Student introspection led coaches to rethink course inspection procedures, start area setup, and course reports. Athletes reconsidered their routines and experimented with their attention during training sessions. Athletes and coaches alike pursued conversations around goal setting, routines, formulating immediate action plans, and engaging in the process of selfreflection. Additionally, athletes dove into the psychophysiology behind "investing in the process," striving to understand their internal mechanisms of self-reward. They embraced conversations around leadership and the practice of kindness, and they opened their minds to look at the impact of social media and technology on their own lives and on the culture of their sport.
Injured athletes on a Return to Sport progression now prioritize psychological readiness alongside physical rehabilitation as they are prepared to step back into the gym, onto the soccer field, or into their boots. This year, biofeedback technology will allow athletes a tangible window into their physiology, understanding their baseline functioning, the experience of stress, fear responses, and emotional reactivity. For athletes looking for a safe and speedy return to snow after injury and those looking to optimize their physiology for improved living and performance, biofeedback provides a method of training and tracking skill development, to help our athletes manage themselves productively across all situations.

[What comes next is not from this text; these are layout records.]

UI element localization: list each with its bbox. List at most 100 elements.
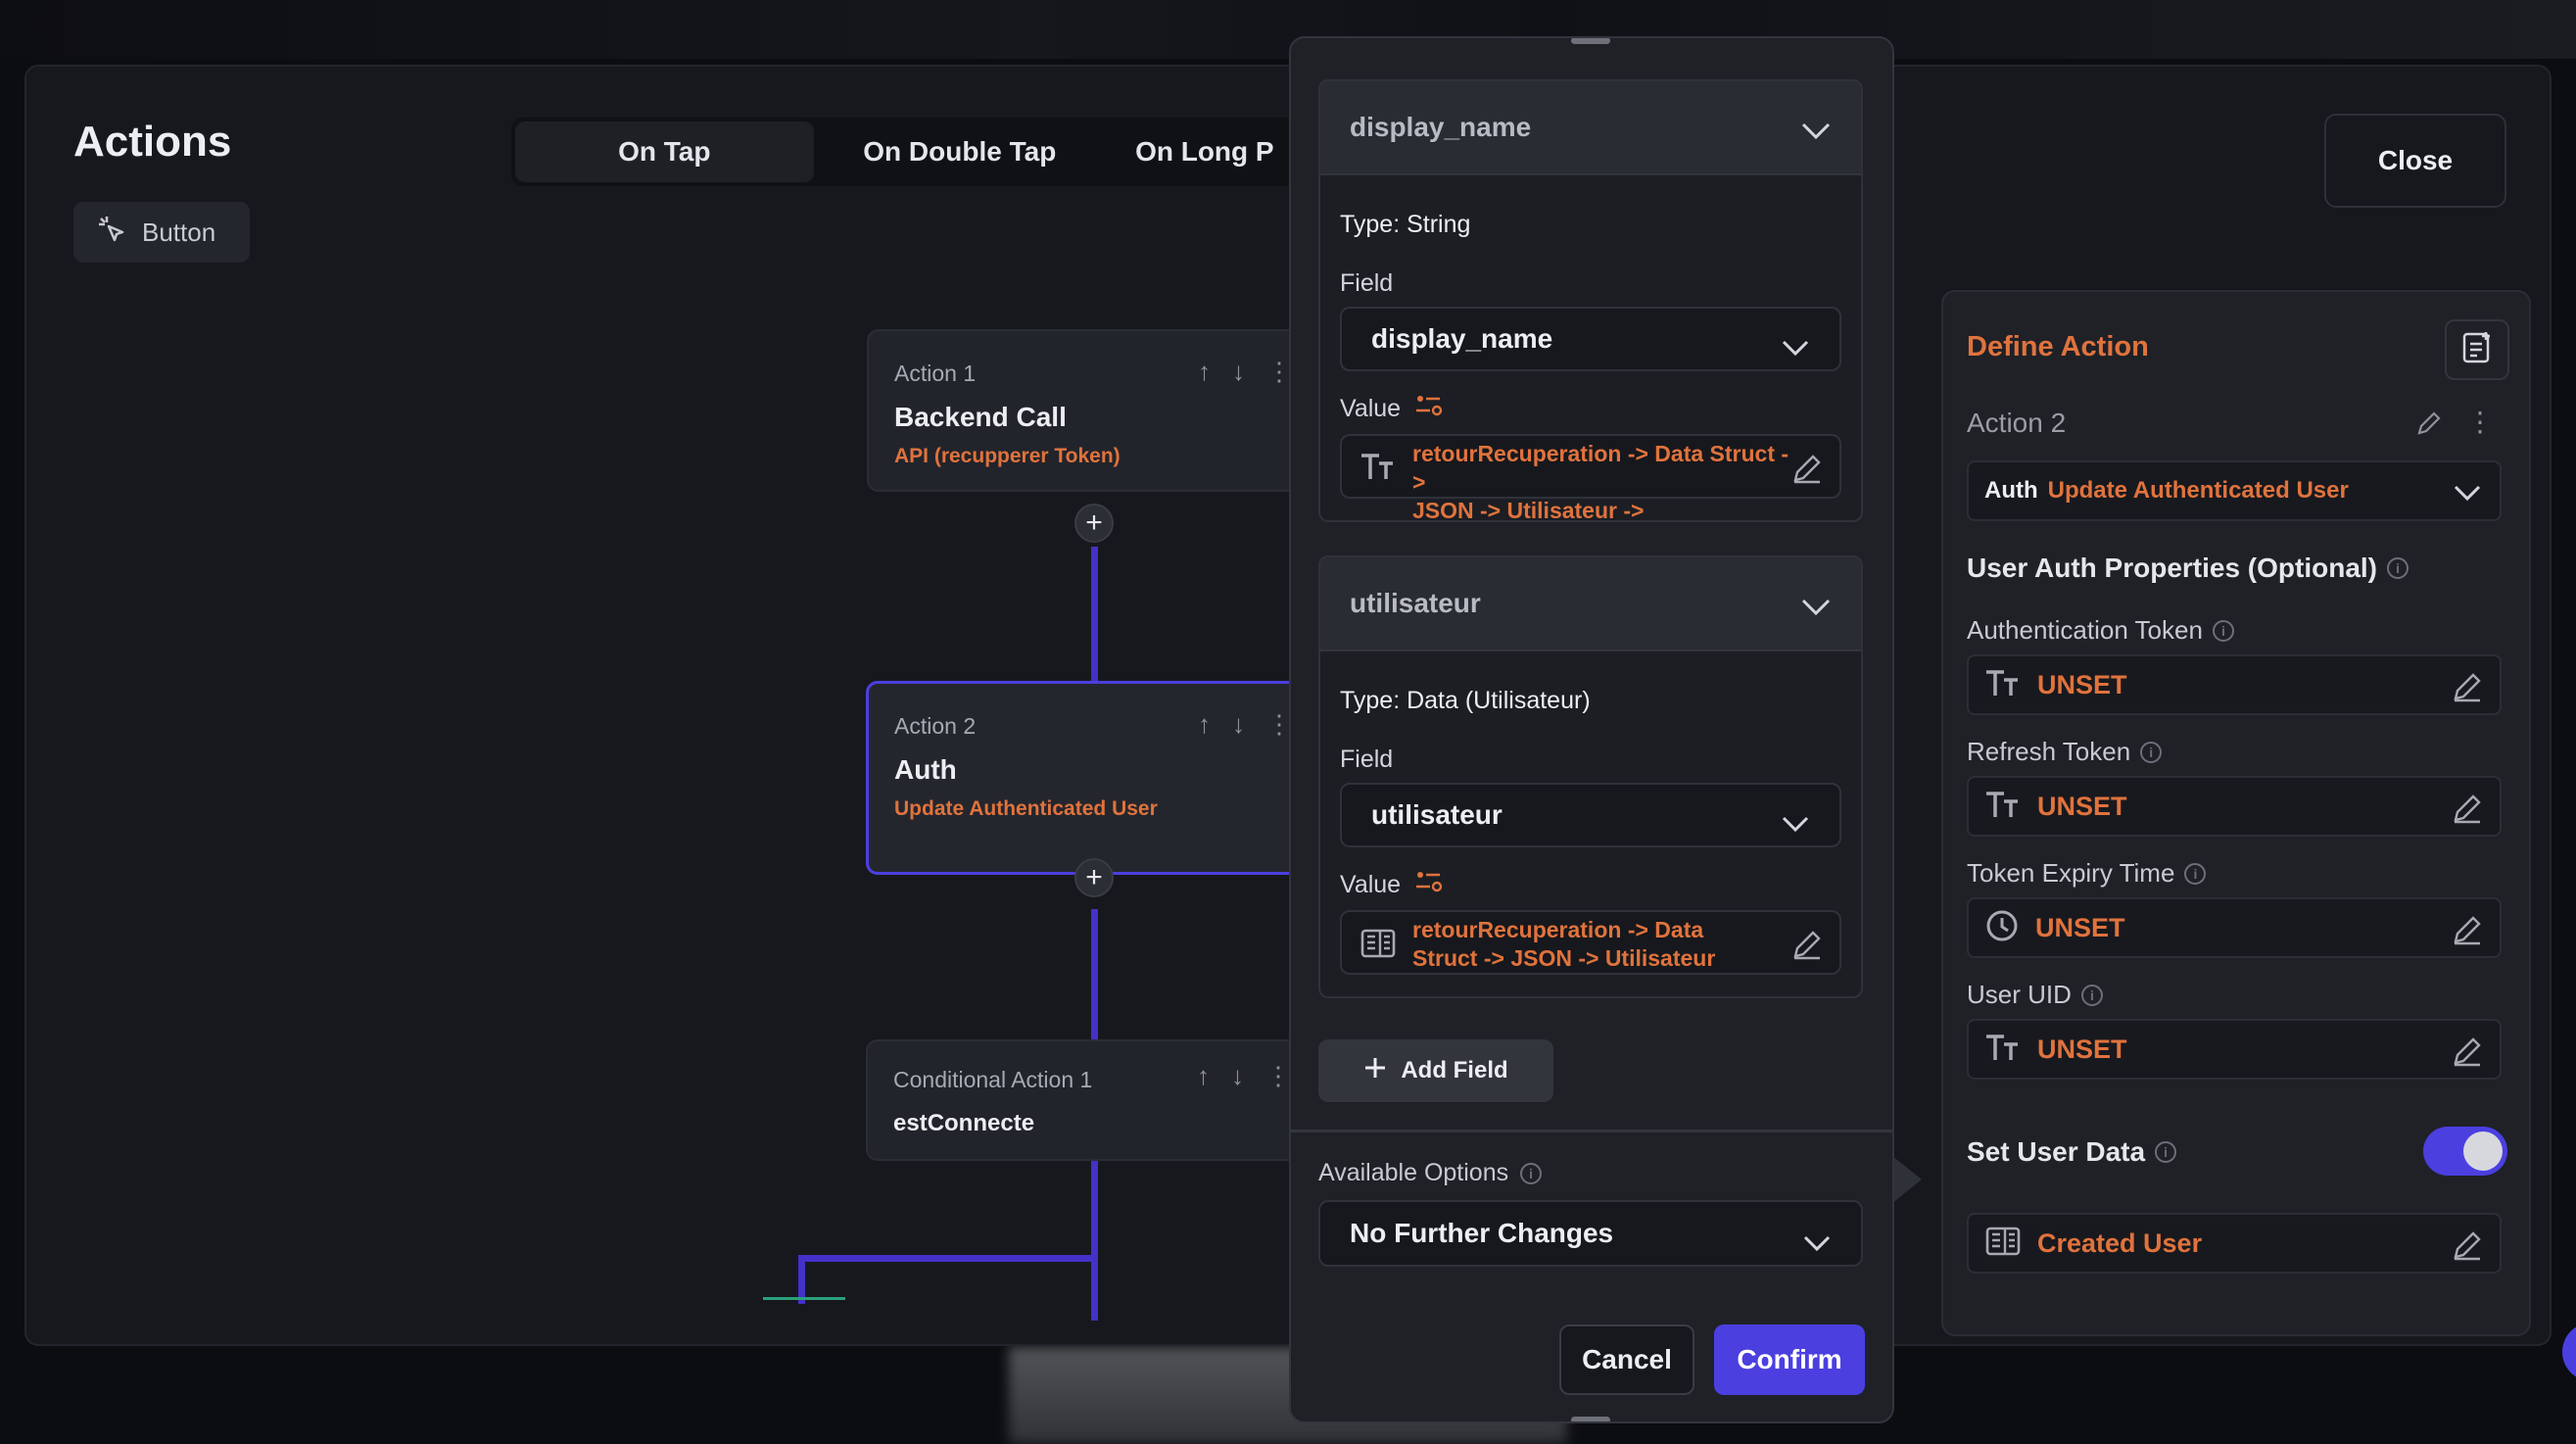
edit-icon[interactable] [2451, 1035, 2484, 1073]
cancel-button[interactable]: Cancel [1559, 1324, 1694, 1395]
info-icon[interactable]: i [2212, 619, 2234, 642]
data-struct-icon [1360, 928, 1397, 964]
value-line-1: retourRecuperation -> Data [1412, 917, 1704, 942]
value-label: Value [1340, 871, 1402, 898]
add-field-button[interactable]: Add Field [1318, 1039, 1553, 1102]
move-up-icon[interactable]: ↑ [1197, 1061, 1210, 1091]
clock-icon [1984, 908, 2020, 948]
action-name-label: Action 2 [1967, 408, 2067, 438]
confirm-button[interactable]: Confirm [1714, 1324, 1865, 1395]
edit-icon[interactable] [2451, 913, 2484, 951]
value-line-1: retourRecuperation -> Data Struct -> [1412, 441, 1789, 495]
flow-connector [1091, 1154, 1098, 1321]
info-icon[interactable]: i [2140, 741, 2163, 763]
chevron-down-icon [1802, 1227, 1832, 1259]
auth-token-field[interactable]: UNSET [1967, 654, 2502, 715]
available-options-label: Available Options [1318, 1159, 1509, 1186]
node-title: Auth [894, 754, 957, 785]
more-options-icon[interactable]: ⋮ [1265, 1061, 1291, 1091]
widget-chip[interactable]: Button [73, 202, 250, 263]
branch-indicator [763, 1297, 845, 1300]
plus-icon [1363, 1056, 1387, 1086]
edit-icon[interactable] [2451, 1228, 2484, 1267]
refresh-token-field[interactable]: UNSET [1967, 776, 2502, 837]
add-action-button[interactable]: + [1074, 504, 1114, 543]
tab-on-tap[interactable]: On Tap [515, 121, 814, 182]
chevron-down-icon [1800, 593, 1832, 624]
variable-toggle-icon[interactable] [1414, 869, 1444, 901]
move-up-icon[interactable]: ↑ [1198, 709, 1211, 740]
tab-on-double-tap[interactable]: On Double Tap [814, 121, 1107, 182]
actions-panel: Actions Button On Tap On Double Tap On L… [24, 65, 2552, 1346]
user-uid-field[interactable]: UNSET [1967, 1019, 2502, 1080]
action-type-value: Update Authenticated User [2047, 477, 2349, 504]
edit-icon[interactable] [2415, 409, 2443, 442]
text-type-icon [1984, 790, 2022, 824]
field-card-display-name: display_name Type: String Field display_… [1318, 79, 1863, 522]
info-icon[interactable]: i [2155, 1141, 2177, 1163]
chip-label: Button [142, 217, 216, 247]
popover-pointer [1892, 1156, 1922, 1203]
field-value-box[interactable]: retourRecuperation -> Data Struct -> JSO… [1340, 434, 1841, 520]
field-value-box[interactable]: retourRecuperation -> Data Struct -> JSO… [1340, 910, 1841, 975]
text-type-icon [1984, 1033, 2022, 1067]
move-down-icon[interactable]: ↓ [1232, 357, 1245, 387]
edit-icon[interactable] [2451, 792, 2484, 830]
document-plus-icon [2460, 330, 2494, 370]
field-card-title: display_name [1350, 112, 1532, 142]
node-title: estConnecte [893, 1110, 1035, 1136]
prop-label: Authentication Token [1967, 615, 2203, 645]
node-subtitle: API (recupperer Token) [894, 445, 1121, 467]
edit-icon[interactable] [1790, 452, 1824, 490]
action-type-prefix: Auth [1984, 477, 2038, 504]
set-user-data-toggle[interactable] [2423, 1127, 2507, 1176]
background-top [0, 0, 2576, 59]
section-title: User Auth Properties (Optional) [1967, 553, 2378, 583]
field-card-header[interactable]: display_name [1320, 81, 1861, 175]
user-data-field[interactable]: Created User [1967, 1213, 2502, 1274]
prop-value: UNSET [2037, 669, 2127, 699]
value-label: Value [1340, 395, 1402, 422]
move-down-icon[interactable]: ↓ [1232, 709, 1245, 740]
move-down-icon[interactable]: ↓ [1231, 1061, 1244, 1091]
variable-toggle-icon[interactable] [1414, 393, 1444, 425]
define-action-panel: Define Action Action 2 ⋮ Auth Update Aut… [1941, 290, 2531, 1336]
info-icon[interactable]: i [2387, 557, 2409, 579]
node-label: Action 1 [894, 361, 977, 386]
add-action-button[interactable]: + [1074, 858, 1114, 897]
flow-connector [798, 1255, 1098, 1262]
field-card-header[interactable]: utilisateur [1320, 557, 1861, 651]
text-type-icon [1984, 668, 2022, 702]
action-type-select[interactable]: Auth Update Authenticated User [1967, 460, 2502, 521]
floating-action-button[interactable] [2562, 1323, 2576, 1381]
define-action-title: Define Action [1967, 331, 2149, 362]
field-select[interactable]: utilisateur [1340, 783, 1841, 847]
set-fields-modal: display_name Type: String Field display_… [1289, 36, 1894, 1423]
user-data-value: Created User [2037, 1227, 2203, 1258]
modal-handle-bottom[interactable] [1571, 1417, 1610, 1421]
info-icon[interactable]: i [2080, 984, 2103, 1006]
field-label: Field [1340, 269, 1394, 297]
data-struct-icon [1984, 1226, 2022, 1262]
modal-divider [1291, 1130, 1892, 1132]
field-card-title: utilisateur [1350, 588, 1481, 618]
more-options-icon[interactable]: ⋮ [2466, 406, 2494, 438]
move-up-icon[interactable]: ↑ [1198, 357, 1211, 387]
node-label: Conditional Action 1 [893, 1067, 1093, 1092]
chevron-down-icon [1781, 332, 1810, 363]
available-options-select[interactable]: No Further Changes [1318, 1200, 1863, 1267]
info-icon[interactable]: i [2184, 862, 2207, 885]
action-library-button[interactable] [2445, 319, 2509, 380]
field-select[interactable]: display_name [1340, 307, 1841, 371]
edit-icon[interactable] [1790, 928, 1824, 966]
edit-icon[interactable] [2451, 670, 2484, 708]
modal-handle-top[interactable] [1571, 38, 1610, 44]
prop-value: UNSET [2035, 912, 2125, 942]
value-line-2: JSON -> Utilisateur -> [1412, 498, 1645, 522]
info-icon[interactable]: i [1520, 1162, 1543, 1184]
close-button[interactable]: Close [2324, 114, 2506, 208]
token-expiry-field[interactable]: UNSET [1967, 897, 2502, 958]
toggle-knob [2463, 1131, 2503, 1171]
field-select-value: utilisateur [1371, 799, 1503, 830]
add-field-label: Add Field [1401, 1057, 1508, 1083]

Stratton Mountain School has broadened its traditional commitment to excellence by investing in a resource that says to our athletes, "You are more than your accomplishments" and "Who you are here is more important than what you do here." Student-athletes now have the opportunity to explicitly attend to the development and care of their inner life thanks to a schoolwide curriculum intentionally designed to build character and set our student-athletes up for a life of fulfillment. In a rapidly changing world where the demands and expectations placed on young people are steadily climbing, this is the so-often missing piece of the puzzle our student-athletes deserve—as they passionately pursue their dreams.